Necessary information is defined in autoware_perception_msg::DynamicObjectArray.msg with layered msg structure.

Perception_object_msg

Input#

LiDAR#

sensor_msgs::PointCloud2

LiDAR input is an essential input for recognizing objects. Its ability to describe the 3D world is utilized in detecting obstacles surrounding the vehicle.

Camera (optional)#

sensor_msgs::Image

Camera input is used to obtain details about obstacles. Fine resolution camera enables to detect objects at far distance with high accuracy.

Map#

autoware_lanelet2_msgs::MapBin

Assuming the obstacles which follow rules in a map, Perception stack can infer objects' property such as orientation or future movements by using map information.

Output#

autoware_perception_msgs::DynamicObjectArray

Recognized objects with predicted paths are used in situations like intersection, crosswalk and lane change. Planning stack uses objects' information for avoiding objects or following a vehicle ahead.

Traffic light recognition#

Make sense of traffic light's signal.

Definition#

Not only classifying its color but also understanding unique signals like arrow signals.
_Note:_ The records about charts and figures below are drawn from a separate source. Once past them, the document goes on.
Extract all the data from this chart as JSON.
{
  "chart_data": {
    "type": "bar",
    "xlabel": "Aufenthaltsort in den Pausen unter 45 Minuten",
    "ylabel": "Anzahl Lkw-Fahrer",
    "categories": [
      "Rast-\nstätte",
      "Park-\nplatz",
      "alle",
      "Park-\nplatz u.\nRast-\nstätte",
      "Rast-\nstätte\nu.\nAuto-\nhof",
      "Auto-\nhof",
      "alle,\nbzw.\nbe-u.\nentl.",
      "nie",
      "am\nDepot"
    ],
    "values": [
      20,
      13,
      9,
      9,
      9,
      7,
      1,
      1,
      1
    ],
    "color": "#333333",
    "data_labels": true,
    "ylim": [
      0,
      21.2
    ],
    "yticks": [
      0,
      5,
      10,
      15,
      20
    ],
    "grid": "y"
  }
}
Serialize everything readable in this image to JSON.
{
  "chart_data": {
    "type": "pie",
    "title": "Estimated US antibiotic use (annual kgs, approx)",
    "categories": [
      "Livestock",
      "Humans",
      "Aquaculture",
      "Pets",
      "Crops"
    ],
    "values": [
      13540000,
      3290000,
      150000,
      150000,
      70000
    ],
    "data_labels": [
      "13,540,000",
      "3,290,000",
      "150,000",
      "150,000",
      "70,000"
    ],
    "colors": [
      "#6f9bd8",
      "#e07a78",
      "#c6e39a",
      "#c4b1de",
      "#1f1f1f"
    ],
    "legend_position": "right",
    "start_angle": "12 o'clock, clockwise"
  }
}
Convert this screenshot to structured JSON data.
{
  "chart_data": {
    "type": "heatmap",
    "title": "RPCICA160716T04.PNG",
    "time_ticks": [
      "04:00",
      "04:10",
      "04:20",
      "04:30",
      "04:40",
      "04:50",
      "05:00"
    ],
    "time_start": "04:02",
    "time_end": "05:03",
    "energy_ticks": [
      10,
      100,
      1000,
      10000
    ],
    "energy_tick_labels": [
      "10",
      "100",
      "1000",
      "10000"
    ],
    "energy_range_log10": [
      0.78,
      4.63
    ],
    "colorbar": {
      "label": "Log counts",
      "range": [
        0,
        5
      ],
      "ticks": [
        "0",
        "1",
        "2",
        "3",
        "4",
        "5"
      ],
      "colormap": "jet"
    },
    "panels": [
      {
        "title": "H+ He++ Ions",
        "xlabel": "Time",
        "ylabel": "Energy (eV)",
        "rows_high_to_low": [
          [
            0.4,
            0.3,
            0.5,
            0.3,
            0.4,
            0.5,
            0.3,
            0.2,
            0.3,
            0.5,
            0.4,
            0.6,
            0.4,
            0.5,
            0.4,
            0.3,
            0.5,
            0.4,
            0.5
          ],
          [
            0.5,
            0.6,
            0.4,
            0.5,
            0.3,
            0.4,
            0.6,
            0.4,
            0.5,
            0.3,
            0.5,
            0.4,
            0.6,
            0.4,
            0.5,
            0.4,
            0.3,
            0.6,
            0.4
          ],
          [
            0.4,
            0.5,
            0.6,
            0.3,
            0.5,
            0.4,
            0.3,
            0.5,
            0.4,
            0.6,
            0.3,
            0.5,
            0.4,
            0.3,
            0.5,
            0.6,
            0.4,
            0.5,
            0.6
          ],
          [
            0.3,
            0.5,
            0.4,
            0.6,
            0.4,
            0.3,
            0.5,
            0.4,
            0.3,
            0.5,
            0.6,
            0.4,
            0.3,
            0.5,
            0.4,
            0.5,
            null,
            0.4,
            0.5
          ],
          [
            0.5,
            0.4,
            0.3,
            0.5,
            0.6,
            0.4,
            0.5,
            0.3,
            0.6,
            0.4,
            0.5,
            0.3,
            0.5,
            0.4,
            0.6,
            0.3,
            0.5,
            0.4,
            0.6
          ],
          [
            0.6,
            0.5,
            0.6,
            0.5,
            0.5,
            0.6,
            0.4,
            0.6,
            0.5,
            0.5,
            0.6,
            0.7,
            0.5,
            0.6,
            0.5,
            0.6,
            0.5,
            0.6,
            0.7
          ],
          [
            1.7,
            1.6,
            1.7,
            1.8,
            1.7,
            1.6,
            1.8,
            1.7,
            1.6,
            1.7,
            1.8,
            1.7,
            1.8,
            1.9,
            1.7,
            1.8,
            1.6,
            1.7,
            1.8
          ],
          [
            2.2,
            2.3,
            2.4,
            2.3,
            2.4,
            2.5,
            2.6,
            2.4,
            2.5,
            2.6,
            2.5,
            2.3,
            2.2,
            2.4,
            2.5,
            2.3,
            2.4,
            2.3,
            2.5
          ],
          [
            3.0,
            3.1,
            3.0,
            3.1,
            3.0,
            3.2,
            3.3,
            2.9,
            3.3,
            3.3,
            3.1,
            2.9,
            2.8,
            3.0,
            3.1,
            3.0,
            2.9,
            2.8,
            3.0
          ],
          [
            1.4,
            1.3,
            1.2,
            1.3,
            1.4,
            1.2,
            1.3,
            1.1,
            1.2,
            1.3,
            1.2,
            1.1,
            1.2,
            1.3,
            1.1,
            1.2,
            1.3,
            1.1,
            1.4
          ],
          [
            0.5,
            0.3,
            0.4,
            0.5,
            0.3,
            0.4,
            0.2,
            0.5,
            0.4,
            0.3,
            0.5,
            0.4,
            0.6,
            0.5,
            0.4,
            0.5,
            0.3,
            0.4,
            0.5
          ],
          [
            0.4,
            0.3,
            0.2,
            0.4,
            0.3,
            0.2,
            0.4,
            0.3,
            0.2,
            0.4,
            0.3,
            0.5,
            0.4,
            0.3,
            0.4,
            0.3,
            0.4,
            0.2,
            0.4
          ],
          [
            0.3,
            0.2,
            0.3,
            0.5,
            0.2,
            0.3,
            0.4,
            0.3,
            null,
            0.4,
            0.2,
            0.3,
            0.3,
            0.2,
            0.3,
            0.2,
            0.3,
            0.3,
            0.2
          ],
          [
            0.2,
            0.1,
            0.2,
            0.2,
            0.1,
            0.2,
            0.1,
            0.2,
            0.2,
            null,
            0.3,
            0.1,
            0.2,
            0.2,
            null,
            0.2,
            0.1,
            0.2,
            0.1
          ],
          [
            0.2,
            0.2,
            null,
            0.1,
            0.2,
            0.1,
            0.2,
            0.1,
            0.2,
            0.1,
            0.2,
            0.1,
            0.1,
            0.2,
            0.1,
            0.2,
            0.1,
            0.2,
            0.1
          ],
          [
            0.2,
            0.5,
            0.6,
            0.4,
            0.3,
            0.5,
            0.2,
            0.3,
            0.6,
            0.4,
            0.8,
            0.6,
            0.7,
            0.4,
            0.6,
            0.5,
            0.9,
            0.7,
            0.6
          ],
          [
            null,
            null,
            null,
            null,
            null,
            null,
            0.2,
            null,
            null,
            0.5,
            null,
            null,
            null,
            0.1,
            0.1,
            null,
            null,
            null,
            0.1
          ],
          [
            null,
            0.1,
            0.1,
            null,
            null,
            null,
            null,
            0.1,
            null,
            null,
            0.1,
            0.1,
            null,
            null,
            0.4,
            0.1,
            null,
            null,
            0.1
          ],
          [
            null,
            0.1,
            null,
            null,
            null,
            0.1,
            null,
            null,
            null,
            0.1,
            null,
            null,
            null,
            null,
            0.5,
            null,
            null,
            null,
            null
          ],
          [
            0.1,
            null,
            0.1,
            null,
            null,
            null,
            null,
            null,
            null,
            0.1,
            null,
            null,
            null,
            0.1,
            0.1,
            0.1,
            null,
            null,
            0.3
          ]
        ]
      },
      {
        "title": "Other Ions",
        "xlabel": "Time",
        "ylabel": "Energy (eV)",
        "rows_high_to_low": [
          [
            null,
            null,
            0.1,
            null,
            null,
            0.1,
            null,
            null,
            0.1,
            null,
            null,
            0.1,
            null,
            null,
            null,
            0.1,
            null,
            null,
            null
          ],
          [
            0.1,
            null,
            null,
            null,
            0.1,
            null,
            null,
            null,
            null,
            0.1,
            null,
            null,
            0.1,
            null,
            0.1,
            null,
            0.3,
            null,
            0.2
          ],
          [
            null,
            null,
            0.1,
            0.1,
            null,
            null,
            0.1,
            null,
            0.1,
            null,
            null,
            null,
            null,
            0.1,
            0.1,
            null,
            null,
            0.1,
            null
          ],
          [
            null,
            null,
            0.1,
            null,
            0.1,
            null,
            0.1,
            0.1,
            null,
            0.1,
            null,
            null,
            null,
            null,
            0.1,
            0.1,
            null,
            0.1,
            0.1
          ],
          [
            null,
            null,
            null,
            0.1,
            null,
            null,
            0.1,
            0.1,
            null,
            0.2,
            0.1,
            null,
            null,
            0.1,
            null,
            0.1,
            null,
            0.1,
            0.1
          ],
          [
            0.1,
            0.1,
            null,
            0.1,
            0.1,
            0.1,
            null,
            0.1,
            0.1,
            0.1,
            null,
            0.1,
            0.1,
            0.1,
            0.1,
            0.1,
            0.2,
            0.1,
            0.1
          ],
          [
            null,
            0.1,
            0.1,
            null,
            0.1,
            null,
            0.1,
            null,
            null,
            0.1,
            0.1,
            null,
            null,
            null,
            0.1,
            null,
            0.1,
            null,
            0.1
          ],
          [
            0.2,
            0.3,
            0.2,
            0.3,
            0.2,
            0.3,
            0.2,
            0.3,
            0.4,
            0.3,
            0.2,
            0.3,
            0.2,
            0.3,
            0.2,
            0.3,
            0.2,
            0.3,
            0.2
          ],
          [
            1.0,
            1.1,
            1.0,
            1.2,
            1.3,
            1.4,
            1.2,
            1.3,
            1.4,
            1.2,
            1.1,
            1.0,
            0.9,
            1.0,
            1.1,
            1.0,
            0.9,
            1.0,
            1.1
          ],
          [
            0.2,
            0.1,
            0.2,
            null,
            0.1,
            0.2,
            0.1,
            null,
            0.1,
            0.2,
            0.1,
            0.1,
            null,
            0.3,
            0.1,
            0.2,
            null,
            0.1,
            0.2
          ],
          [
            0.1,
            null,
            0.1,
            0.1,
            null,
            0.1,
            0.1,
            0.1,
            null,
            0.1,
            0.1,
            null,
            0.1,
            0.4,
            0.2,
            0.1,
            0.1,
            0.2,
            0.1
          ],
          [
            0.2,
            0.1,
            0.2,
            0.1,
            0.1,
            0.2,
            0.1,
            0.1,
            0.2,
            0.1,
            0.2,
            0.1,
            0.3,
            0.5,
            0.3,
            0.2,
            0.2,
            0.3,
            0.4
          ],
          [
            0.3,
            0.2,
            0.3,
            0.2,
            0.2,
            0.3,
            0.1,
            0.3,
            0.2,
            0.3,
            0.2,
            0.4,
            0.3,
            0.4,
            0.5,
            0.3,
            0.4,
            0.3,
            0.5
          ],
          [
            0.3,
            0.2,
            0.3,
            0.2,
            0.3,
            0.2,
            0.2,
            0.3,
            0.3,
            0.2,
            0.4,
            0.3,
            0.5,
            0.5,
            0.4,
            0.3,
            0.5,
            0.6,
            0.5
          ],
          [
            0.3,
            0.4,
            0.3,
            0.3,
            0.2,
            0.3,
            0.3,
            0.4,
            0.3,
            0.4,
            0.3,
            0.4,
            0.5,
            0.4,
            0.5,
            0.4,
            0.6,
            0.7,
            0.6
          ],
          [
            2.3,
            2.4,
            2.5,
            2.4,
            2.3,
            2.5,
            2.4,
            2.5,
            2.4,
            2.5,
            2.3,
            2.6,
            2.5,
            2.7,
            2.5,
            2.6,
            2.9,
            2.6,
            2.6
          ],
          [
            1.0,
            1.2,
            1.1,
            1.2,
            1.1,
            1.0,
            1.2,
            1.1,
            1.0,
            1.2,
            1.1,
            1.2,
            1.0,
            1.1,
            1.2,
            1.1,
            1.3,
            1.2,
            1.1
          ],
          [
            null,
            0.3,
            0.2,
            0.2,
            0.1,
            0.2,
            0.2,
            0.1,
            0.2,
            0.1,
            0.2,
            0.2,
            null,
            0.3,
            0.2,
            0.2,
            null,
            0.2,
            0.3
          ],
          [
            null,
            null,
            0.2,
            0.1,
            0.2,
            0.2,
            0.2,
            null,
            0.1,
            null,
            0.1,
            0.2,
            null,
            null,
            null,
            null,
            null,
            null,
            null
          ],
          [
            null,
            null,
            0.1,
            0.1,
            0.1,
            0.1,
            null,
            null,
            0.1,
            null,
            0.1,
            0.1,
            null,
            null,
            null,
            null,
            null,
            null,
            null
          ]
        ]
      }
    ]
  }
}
It needs to recognize traffic light signals in order to ensure safe autonomous driving.

Requirement#

Need to fill lamp_states in autoware_traffic_light_msg::TrafficLightState.msg

Perception_trafficlight_msg_msg

Property Definition Data Type Parent Data Type
lamp_states Sequence of traffic light result autoware_perception_msgs::LampState[] autoware_perception_msgs::TrafficLightState
id This id corresponds to the traffic light id defined in a map int32 autoware_perception_msgs::TrafficLightState

Input#

Camera#

sensor_msgs::Image

Mainly using camera data to make sense of traffic light's color.

Map#

autoware_lanelet2_msgs::MapBin

By using a map with traffic light's location, clarify which part of an image needs to be paid attention.

Drive Route (optional)#

autoware_planning_msgs::Route

With the route associated with the traffic light, improve the accuracy of traffic light recognition.

Output#

autoware_perception_msgs::TrafficLightStateArray

Planning stack receives data from this module. It changes the vehicle maneuver based on the result of traffic light recognition.